Réalisée avec talent par un cinéaste soucieux d’esthétique et qui a soigné sa bande-son de manière quasiment maniaque, Abou Leila est donc une œuvre qui compte, magnifiée par l’interprétation solide du duo formé par Slimane Benouari et l’excellent Lyès Salem. Disponible uniquement en DVD, il faudra opter pour la VOD afin de découvrir le film en HD. Il le mérite amplement tant il apparaît comme une excellente surprise de l’année cinéma 2020.
Critique de Virgile Dumez
Box-office :
Jolie bête de festivals tout au long de l’année 2019, Abou Leila s’était construit une solide réputation pour une date de sortie posée au 18 mars 2020. Malheureusement, la grande histoire est venue perturber celle qui lui était destinée. Le film subit de plein fouet la première vague de coronavirus et la fermeture historique des cinémas allant du 14 mars au 21 juin. Une première dans l’histoire de notre pays.
Une victime historique de la Covid 19
Le distributeur UFO a dû affronter la crise de plein fouet puisque l’entièreté de la campagne promotionnelle s’achevait, lorsque le film d’Amin Sidi-Boumédiène est finalement repoussé au 27 mai, puis une troisième fois, de façon définitive, cette fois-ci, au 15 juillet. Le box-office est alors au plus bas. Les Français ne reprennent pas le chemin des cinémas, préférant profiter du plein air, loin des espaces clos, alors que paradoxalement, le thriller parano ouvrait les siens dans des décors oppressants.

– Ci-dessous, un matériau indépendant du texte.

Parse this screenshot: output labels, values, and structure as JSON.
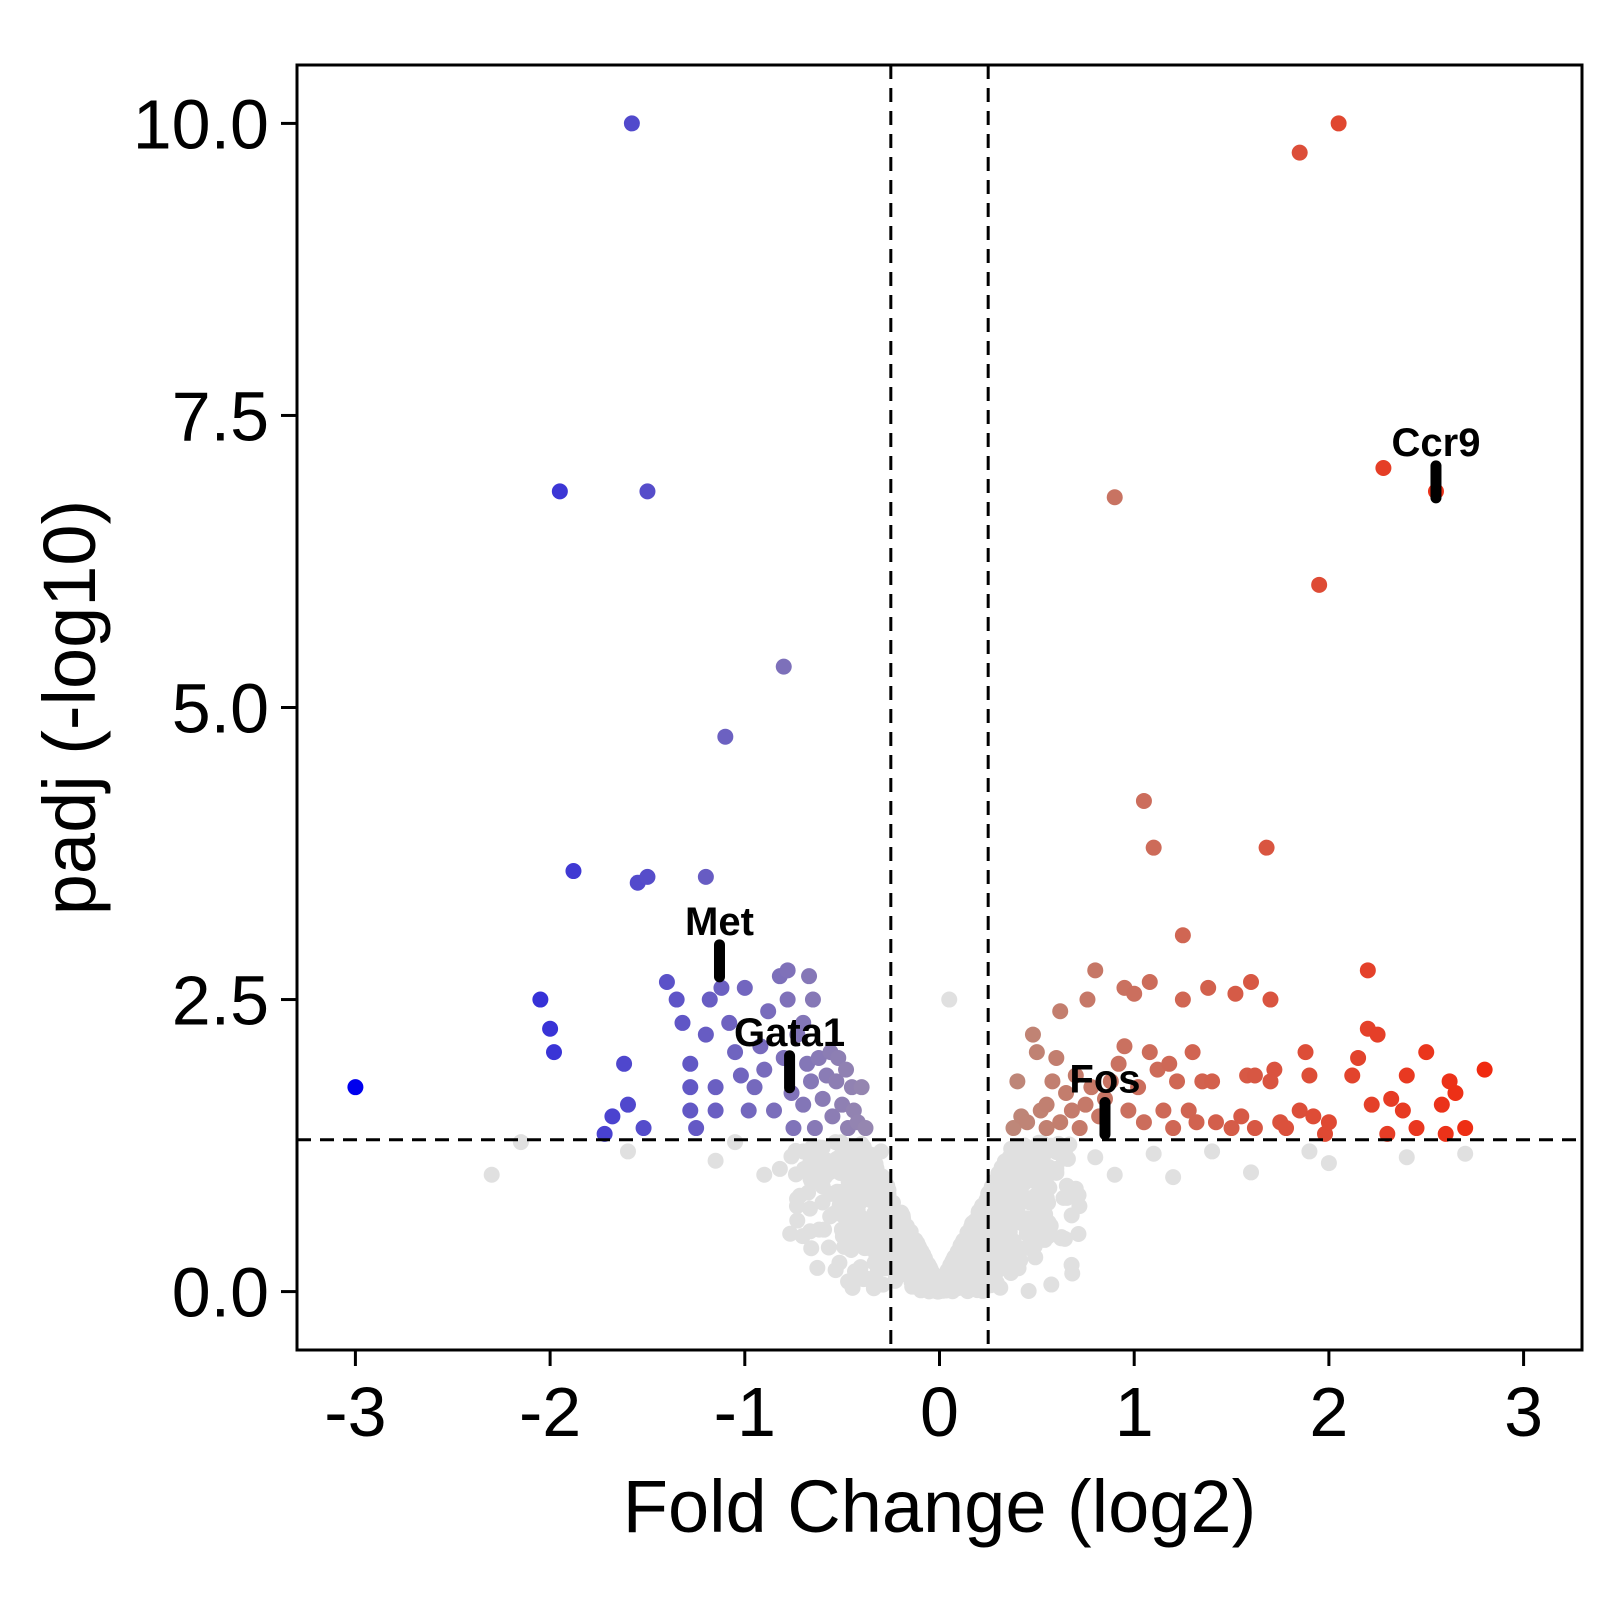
{
  "chart_data": {
    "type": "scatter",
    "title": "",
    "xlabel": "Fold Change (log2)",
    "ylabel": "padj (-log10)",
    "xlim": [
      -3.3,
      3.3
    ],
    "ylim": [
      -0.5,
      10.5
    ],
    "xticks": [
      -3,
      -2,
      -1,
      0,
      1,
      2,
      3
    ],
    "xtick_labels": [
      "-3",
      "-2",
      "-1",
      "0",
      "1",
      "2",
      "3"
    ],
    "yticks": [
      0,
      2.5,
      5,
      7.5,
      10
    ],
    "ytick_labels": [
      "0.0",
      "2.5",
      "5.0",
      "7.5",
      "10.0"
    ],
    "grid": false,
    "legend": "none",
    "thresholds": {
      "fold_change": [
        -0.25,
        0.25
      ],
      "padj": 1.3
    },
    "colors": {
      "not_significant": "#e0e0e0",
      "down_strong": "#0000ee",
      "down_weak": "#9a8aae",
      "up_weak": "#bc8a7c",
      "up_strong": "#f02a10",
      "label": "#000000"
    },
    "significant_points": [
      [
        -3.0,
        1.75
      ],
      [
        -2.05,
        2.5
      ],
      [
        -2.0,
        2.25
      ],
      [
        -1.98,
        2.05
      ],
      [
        -1.95,
        6.85
      ],
      [
        -1.88,
        3.6
      ],
      [
        -1.72,
        1.35
      ],
      [
        -1.68,
        1.5
      ],
      [
        -1.62,
        1.95
      ],
      [
        -1.6,
        1.6
      ],
      [
        -1.58,
        10.0
      ],
      [
        -1.55,
        3.5
      ],
      [
        -1.5,
        6.85
      ],
      [
        -1.5,
        3.55
      ],
      [
        -1.52,
        1.4
      ],
      [
        -1.4,
        2.65
      ],
      [
        -1.35,
        2.5
      ],
      [
        -1.32,
        2.3
      ],
      [
        -1.28,
        1.95
      ],
      [
        -1.28,
        1.75
      ],
      [
        -1.28,
        1.55
      ],
      [
        -1.25,
        1.4
      ],
      [
        -1.2,
        3.55
      ],
      [
        -1.18,
        2.5
      ],
      [
        -1.2,
        2.2
      ],
      [
        -1.15,
        1.55
      ],
      [
        -1.15,
        1.75
      ],
      [
        -1.12,
        2.6
      ],
      [
        -1.1,
        4.75
      ],
      [
        -1.08,
        2.3
      ],
      [
        -1.05,
        2.05
      ],
      [
        -1.02,
        1.85
      ],
      [
        -1.0,
        2.6
      ],
      [
        -0.98,
        1.55
      ],
      [
        -0.95,
        1.75
      ],
      [
        -0.92,
        2.1
      ],
      [
        -0.9,
        1.9
      ],
      [
        -0.88,
        2.4
      ],
      [
        -0.85,
        1.55
      ],
      [
        -0.82,
        2.7
      ],
      [
        -0.8,
        2.0
      ],
      [
        -0.8,
        5.35
      ],
      [
        -0.78,
        2.75
      ],
      [
        -0.78,
        2.5
      ],
      [
        -0.76,
        1.7
      ],
      [
        -0.75,
        1.4
      ],
      [
        -0.73,
        2.2
      ],
      [
        -0.7,
        2.3
      ],
      [
        -0.7,
        1.6
      ],
      [
        -0.68,
        1.95
      ],
      [
        -0.67,
        2.7
      ],
      [
        -0.66,
        1.8
      ],
      [
        -0.65,
        2.5
      ],
      [
        -0.64,
        1.4
      ],
      [
        -0.62,
        2.0
      ],
      [
        -0.6,
        1.65
      ],
      [
        -0.58,
        1.85
      ],
      [
        -0.56,
        2.05
      ],
      [
        -0.55,
        1.5
      ],
      [
        -0.53,
        1.8
      ],
      [
        -0.52,
        2.0
      ],
      [
        -0.5,
        1.6
      ],
      [
        -0.48,
        1.9
      ],
      [
        -0.47,
        1.4
      ],
      [
        -0.45,
        1.75
      ],
      [
        -0.44,
        1.55
      ],
      [
        -0.42,
        1.45
      ],
      [
        -0.4,
        1.75
      ],
      [
        -0.38,
        1.4
      ],
      [
        0.38,
        1.4
      ],
      [
        0.4,
        1.8
      ],
      [
        0.42,
        1.5
      ],
      [
        0.45,
        1.45
      ],
      [
        0.48,
        2.2
      ],
      [
        0.5,
        2.05
      ],
      [
        0.52,
        1.55
      ],
      [
        0.55,
        1.6
      ],
      [
        0.55,
        1.4
      ],
      [
        0.58,
        1.8
      ],
      [
        0.6,
        2.0
      ],
      [
        0.62,
        2.4
      ],
      [
        0.62,
        1.45
      ],
      [
        0.65,
        1.7
      ],
      [
        0.68,
        1.55
      ],
      [
        0.7,
        1.85
      ],
      [
        0.72,
        1.4
      ],
      [
        0.75,
        1.6
      ],
      [
        0.76,
        2.5
      ],
      [
        0.78,
        1.75
      ],
      [
        0.8,
        2.75
      ],
      [
        0.82,
        1.5
      ],
      [
        0.85,
        1.65
      ],
      [
        0.88,
        1.8
      ],
      [
        0.9,
        6.8
      ],
      [
        0.92,
        1.95
      ],
      [
        0.95,
        2.1
      ],
      [
        0.95,
        2.6
      ],
      [
        0.97,
        1.55
      ],
      [
        1.0,
        2.55
      ],
      [
        1.02,
        1.75
      ],
      [
        1.05,
        4.2
      ],
      [
        1.05,
        1.45
      ],
      [
        1.08,
        2.05
      ],
      [
        1.08,
        2.65
      ],
      [
        1.1,
        3.8
      ],
      [
        1.12,
        1.9
      ],
      [
        1.15,
        1.55
      ],
      [
        1.18,
        1.95
      ],
      [
        1.2,
        1.4
      ],
      [
        1.22,
        1.8
      ],
      [
        1.25,
        3.05
      ],
      [
        1.25,
        2.5
      ],
      [
        1.28,
        1.55
      ],
      [
        1.3,
        2.05
      ],
      [
        1.32,
        1.45
      ],
      [
        1.35,
        1.8
      ],
      [
        1.38,
        2.6
      ],
      [
        1.4,
        1.8
      ],
      [
        1.42,
        1.45
      ],
      [
        1.5,
        1.4
      ],
      [
        1.52,
        2.55
      ],
      [
        1.55,
        1.5
      ],
      [
        1.58,
        1.85
      ],
      [
        1.6,
        2.65
      ],
      [
        1.62,
        1.85
      ],
      [
        1.62,
        1.4
      ],
      [
        1.68,
        3.8
      ],
      [
        1.7,
        2.5
      ],
      [
        1.7,
        1.8
      ],
      [
        1.72,
        1.9
      ],
      [
        1.75,
        1.45
      ],
      [
        1.78,
        1.4
      ],
      [
        1.85,
        9.75
      ],
      [
        1.85,
        1.55
      ],
      [
        1.88,
        2.05
      ],
      [
        1.9,
        1.85
      ],
      [
        1.92,
        1.5
      ],
      [
        1.95,
        6.05
      ],
      [
        1.98,
        1.35
      ],
      [
        2.0,
        1.45
      ],
      [
        2.05,
        10.0
      ],
      [
        2.12,
        1.85
      ],
      [
        2.15,
        2.0
      ],
      [
        2.2,
        2.75
      ],
      [
        2.2,
        2.25
      ],
      [
        2.22,
        1.6
      ],
      [
        2.25,
        2.2
      ],
      [
        2.28,
        7.05
      ],
      [
        2.3,
        1.35
      ],
      [
        2.32,
        1.65
      ],
      [
        2.38,
        1.55
      ],
      [
        2.4,
        1.85
      ],
      [
        2.45,
        1.4
      ],
      [
        2.5,
        2.05
      ],
      [
        2.55,
        6.85
      ],
      [
        2.58,
        1.6
      ],
      [
        2.6,
        1.35
      ],
      [
        2.62,
        1.8
      ],
      [
        2.65,
        1.7
      ],
      [
        2.7,
        1.4
      ],
      [
        2.8,
        1.9
      ]
    ],
    "nonsignificant_points": [
      [
        -2.3,
        1.0
      ],
      [
        -2.15,
        1.28
      ],
      [
        -1.6,
        1.2
      ],
      [
        -1.15,
        1.12
      ],
      [
        -1.05,
        1.28
      ],
      [
        -0.9,
        1.0
      ],
      [
        -0.82,
        1.05
      ],
      [
        -0.7,
        1.2
      ],
      [
        -0.6,
        0.9
      ],
      [
        -0.52,
        1.05
      ],
      [
        -0.45,
        0.85
      ],
      [
        -0.42,
        1.18
      ],
      [
        -0.35,
        0.78
      ],
      [
        -0.32,
        0.95
      ],
      [
        -0.3,
        1.2
      ],
      [
        0.3,
        0.95
      ],
      [
        0.33,
        0.78
      ],
      [
        0.36,
        1.15
      ],
      [
        0.4,
        1.0
      ],
      [
        0.45,
        0.8
      ],
      [
        0.5,
        1.22
      ],
      [
        0.55,
        0.92
      ],
      [
        0.6,
        1.05
      ],
      [
        0.7,
        0.88
      ],
      [
        0.8,
        1.15
      ],
      [
        0.9,
        1.0
      ],
      [
        1.1,
        1.18
      ],
      [
        1.2,
        0.98
      ],
      [
        1.4,
        1.2
      ],
      [
        1.6,
        1.02
      ],
      [
        1.9,
        1.2
      ],
      [
        2.0,
        1.1
      ],
      [
        2.4,
        1.15
      ],
      [
        2.7,
        1.18
      ],
      [
        0.05,
        2.5
      ]
    ],
    "labeled_genes": [
      {
        "gene": "Met",
        "x": -1.13,
        "y": 2.9
      },
      {
        "gene": "Gata1",
        "x": -0.77,
        "y": 1.95
      },
      {
        "gene": "Fos",
        "x": 0.85,
        "y": 1.55
      },
      {
        "gene": "Ccr9",
        "x": 2.55,
        "y": 7.0
      }
    ]
  }
}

La carrière du film sera forcément loin des attentes de ses auteurs : 4 843 spectateurs en première semaine dans 40 salles, 2 580 en deuxième semaine dans 53 cinémas, 1 441 clients dans 44 cinémas en 3e semaine. Puis le plongeon en août. Au final, la coproduction franco algérienne dépassera à peine les 10 000 entrées sur la France et restera en dessous des 5 000 sur Paris où il aurait pu briller.